Brexit to bring Construction Recession

Author: ross sturley cimcig

It feels that all the advice available post EU Referendum is rather "Dad's Army". Either "We're doomed", or Don't panic". In search of something calmer and more detailed I attended the Glenigan Breakfast Briefing this week.

When the first speaker, Arran Russell of political analyst DeHavilland started out with a slide entitled "what we don't know", I thought perhaps there wouldn't be a lot of clarity added to my knowledge pool, but fortunately things improved radically.

The bottom line is that while government spending on infrastructure, helath, and education may make things less bumpy than they might be, we are set for a construction sector recession brought on mainly by nervousness in the commerical office, industrial, and private housing sectors.

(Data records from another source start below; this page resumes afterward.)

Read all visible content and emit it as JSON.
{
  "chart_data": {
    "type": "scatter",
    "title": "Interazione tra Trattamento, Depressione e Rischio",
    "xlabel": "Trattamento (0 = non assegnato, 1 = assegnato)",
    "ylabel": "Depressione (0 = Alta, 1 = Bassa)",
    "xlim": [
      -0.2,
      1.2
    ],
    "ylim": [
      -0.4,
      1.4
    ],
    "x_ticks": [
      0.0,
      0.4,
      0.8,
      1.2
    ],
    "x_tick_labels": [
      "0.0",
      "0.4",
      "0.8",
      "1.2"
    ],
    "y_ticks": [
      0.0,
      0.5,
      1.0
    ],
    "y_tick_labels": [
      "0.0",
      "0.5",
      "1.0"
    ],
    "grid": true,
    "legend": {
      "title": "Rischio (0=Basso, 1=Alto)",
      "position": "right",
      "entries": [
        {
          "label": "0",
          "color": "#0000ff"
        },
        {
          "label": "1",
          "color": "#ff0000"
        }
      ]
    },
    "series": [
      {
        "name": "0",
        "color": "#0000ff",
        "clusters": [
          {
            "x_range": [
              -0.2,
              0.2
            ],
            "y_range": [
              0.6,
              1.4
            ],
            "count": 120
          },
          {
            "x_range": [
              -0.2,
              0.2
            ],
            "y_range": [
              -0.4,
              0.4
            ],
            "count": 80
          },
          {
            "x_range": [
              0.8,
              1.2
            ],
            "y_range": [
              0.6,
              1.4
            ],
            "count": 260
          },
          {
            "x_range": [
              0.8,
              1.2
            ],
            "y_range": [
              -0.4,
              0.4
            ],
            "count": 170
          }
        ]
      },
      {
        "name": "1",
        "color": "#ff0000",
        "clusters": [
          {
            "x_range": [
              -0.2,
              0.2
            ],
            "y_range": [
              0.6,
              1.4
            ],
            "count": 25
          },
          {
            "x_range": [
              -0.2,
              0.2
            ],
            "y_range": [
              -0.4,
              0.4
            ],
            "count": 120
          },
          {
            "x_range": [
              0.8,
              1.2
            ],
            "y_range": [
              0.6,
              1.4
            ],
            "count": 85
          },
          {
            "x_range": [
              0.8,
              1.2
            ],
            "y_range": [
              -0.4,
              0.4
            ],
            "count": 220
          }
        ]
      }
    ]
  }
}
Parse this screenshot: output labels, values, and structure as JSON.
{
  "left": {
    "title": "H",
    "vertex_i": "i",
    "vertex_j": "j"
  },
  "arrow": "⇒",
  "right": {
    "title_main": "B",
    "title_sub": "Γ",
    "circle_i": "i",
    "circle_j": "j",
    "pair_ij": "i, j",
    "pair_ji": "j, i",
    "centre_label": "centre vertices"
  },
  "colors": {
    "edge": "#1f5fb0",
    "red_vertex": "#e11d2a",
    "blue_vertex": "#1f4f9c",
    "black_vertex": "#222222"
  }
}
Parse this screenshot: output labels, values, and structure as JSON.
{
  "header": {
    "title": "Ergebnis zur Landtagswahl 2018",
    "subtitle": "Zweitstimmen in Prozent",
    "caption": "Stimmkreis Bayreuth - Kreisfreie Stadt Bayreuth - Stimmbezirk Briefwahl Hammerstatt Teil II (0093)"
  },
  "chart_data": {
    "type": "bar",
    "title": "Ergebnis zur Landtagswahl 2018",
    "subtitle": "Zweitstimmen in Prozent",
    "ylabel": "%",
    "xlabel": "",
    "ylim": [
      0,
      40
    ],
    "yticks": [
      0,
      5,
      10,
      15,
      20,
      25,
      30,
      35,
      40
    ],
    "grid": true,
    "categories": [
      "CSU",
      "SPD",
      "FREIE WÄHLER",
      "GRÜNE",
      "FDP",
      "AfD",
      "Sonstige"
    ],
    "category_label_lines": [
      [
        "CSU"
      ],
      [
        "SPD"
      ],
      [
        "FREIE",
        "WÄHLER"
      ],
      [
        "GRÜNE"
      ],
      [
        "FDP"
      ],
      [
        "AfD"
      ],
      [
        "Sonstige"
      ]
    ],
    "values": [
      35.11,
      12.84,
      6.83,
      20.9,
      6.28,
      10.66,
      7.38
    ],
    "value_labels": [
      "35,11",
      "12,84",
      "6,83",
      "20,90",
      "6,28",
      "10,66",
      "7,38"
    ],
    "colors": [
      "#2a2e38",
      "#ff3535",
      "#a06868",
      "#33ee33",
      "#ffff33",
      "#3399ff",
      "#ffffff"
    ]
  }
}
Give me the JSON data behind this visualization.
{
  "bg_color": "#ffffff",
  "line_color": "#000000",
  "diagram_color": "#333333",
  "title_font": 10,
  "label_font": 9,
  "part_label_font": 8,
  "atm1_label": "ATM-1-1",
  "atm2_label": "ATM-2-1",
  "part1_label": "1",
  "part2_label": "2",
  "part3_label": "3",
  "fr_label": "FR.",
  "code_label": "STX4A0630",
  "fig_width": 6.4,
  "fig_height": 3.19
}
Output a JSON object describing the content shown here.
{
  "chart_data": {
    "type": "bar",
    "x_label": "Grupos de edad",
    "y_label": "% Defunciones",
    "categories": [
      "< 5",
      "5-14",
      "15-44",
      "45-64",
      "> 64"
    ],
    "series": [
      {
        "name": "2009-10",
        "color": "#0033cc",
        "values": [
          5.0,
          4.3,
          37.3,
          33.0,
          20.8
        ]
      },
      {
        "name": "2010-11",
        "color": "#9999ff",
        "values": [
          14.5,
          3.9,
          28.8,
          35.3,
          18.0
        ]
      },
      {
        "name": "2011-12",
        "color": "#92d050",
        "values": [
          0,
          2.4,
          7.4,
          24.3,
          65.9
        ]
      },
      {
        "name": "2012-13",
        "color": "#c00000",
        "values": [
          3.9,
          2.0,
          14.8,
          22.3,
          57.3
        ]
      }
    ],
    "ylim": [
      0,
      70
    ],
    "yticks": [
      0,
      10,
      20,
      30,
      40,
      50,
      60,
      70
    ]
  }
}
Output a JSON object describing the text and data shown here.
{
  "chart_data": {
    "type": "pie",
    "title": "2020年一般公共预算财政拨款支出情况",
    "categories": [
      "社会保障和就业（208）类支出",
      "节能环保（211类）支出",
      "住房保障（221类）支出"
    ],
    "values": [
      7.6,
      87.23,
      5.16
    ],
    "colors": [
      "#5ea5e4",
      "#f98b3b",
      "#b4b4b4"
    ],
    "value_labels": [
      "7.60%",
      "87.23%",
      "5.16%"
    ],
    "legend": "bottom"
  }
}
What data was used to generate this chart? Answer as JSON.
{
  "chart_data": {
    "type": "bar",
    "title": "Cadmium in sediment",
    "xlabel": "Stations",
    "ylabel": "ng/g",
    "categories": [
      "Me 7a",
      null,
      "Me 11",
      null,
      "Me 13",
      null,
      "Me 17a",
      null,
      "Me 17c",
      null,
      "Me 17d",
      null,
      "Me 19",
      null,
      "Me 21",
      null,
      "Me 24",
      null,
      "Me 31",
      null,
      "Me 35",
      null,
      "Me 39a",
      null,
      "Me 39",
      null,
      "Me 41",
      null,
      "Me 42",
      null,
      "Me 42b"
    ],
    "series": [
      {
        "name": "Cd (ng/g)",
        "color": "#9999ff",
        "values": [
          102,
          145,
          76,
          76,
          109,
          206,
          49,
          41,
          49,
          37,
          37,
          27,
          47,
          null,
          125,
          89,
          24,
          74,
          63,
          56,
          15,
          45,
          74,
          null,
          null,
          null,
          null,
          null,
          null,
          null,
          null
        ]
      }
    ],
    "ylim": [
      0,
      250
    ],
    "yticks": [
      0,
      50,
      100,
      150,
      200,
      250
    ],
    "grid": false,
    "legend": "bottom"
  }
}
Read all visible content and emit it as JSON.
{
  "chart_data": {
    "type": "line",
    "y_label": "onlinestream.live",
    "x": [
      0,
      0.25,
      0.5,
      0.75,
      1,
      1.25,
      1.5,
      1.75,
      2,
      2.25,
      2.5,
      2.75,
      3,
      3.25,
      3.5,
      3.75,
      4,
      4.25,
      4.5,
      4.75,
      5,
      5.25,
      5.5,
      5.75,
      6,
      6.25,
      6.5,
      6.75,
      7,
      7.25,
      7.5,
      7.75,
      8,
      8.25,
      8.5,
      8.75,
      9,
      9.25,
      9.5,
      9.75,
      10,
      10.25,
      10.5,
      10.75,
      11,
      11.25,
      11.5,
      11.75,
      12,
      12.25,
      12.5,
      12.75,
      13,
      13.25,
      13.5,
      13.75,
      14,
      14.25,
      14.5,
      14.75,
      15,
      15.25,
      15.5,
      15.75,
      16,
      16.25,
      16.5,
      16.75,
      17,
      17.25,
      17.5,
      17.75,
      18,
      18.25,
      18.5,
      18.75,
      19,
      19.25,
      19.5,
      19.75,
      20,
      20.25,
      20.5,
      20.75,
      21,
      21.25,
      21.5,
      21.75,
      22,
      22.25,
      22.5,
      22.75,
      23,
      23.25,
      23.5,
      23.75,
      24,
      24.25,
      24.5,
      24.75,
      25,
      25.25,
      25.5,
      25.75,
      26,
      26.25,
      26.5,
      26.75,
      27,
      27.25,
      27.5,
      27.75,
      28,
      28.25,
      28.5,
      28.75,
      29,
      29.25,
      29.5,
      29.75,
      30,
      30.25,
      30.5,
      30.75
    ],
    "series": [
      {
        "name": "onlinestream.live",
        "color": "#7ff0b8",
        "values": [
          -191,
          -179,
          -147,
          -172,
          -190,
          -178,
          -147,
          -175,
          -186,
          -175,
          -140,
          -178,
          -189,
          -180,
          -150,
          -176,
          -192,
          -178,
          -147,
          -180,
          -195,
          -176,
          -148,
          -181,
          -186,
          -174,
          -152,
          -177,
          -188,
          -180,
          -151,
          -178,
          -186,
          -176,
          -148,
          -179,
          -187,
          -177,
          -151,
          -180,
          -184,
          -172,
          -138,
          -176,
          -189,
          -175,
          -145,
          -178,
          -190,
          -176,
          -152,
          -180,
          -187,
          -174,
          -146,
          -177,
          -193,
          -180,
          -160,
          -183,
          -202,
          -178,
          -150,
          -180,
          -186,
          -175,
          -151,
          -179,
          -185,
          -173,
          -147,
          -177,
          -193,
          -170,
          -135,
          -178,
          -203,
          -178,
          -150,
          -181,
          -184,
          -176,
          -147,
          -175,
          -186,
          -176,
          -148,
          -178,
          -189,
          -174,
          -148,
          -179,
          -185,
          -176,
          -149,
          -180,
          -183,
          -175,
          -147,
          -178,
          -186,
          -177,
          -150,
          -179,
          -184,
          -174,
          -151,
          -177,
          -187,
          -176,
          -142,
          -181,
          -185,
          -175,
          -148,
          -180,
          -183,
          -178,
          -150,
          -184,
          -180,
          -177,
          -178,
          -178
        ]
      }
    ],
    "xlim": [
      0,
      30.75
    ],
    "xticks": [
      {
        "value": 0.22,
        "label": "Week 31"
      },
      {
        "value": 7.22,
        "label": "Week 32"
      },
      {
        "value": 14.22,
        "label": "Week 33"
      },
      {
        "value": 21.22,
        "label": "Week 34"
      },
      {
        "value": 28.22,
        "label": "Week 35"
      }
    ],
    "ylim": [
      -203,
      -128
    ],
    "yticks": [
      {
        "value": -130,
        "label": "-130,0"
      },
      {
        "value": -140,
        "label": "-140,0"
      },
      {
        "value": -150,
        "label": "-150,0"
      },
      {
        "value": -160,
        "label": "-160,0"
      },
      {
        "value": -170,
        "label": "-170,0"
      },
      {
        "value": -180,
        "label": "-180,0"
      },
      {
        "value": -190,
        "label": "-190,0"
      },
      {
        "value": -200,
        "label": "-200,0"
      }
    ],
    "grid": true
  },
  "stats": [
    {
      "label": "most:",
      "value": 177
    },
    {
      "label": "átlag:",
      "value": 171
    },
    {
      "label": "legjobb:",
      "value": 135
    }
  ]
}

This forecast is being caused largely by uncertainty resulting from the vote to leave the EU. This uncertainty is set to continue for some time - not least because nothing will happen until there is a Conservative Party leadership election result, but also because no real clarity will emerge until we conduct negotiations about how we exit the EU, after we invoke Article 50, which could all take years.

Arran felt some fiscal and monetary stimulus was likely, indeed the bank of England seem ready to take action to keep the economy as buoyant as possible. However, all this suggests that residential and commercial construction could suffer in the short and medium term, as the uncertainty plays out.

Allan Wilen of Glenigan was the one who predicted an immediate construction recession. Given we have had one quarter of decline already this year, as markets slowed in the run up to the Referendum, it would only take one more quarter to produce that, so we are well on the way. However, the major market shock that Allan described means that to do good business during this time, companies will need to be fleet of foot and flexible.

Product manufacturers may see some short term benefit from the exchange rate correction. However, in the longer term, reduced market access is likely to hit those who export  to the EU, and reduced demand domestically will make business harder.

Allan's forecast showed continuing growth in the education sector, and in healthcase making up for a cooling private housing market, a wak retail sector, and offices and industrial falling theough lower occupier demand.

Another Brexit effect could be reduced employment, and skills and materials shortages.

Infrastructure was another area of possible growth though. Both Allan and NCE Editor Mark hansford pointed to a number of schemes where Government money is likely to continue to flow. Hansford even suggested that contractors should work up some schemes that might unlock economic benefit, as a future Chancellor might look for 'shovel ready' schemes to invest in if the economy needs boosting down the line.

So, not an overly positive picture, but the overall message was - this is where we are, all we can do is work to get out of it. Let's start.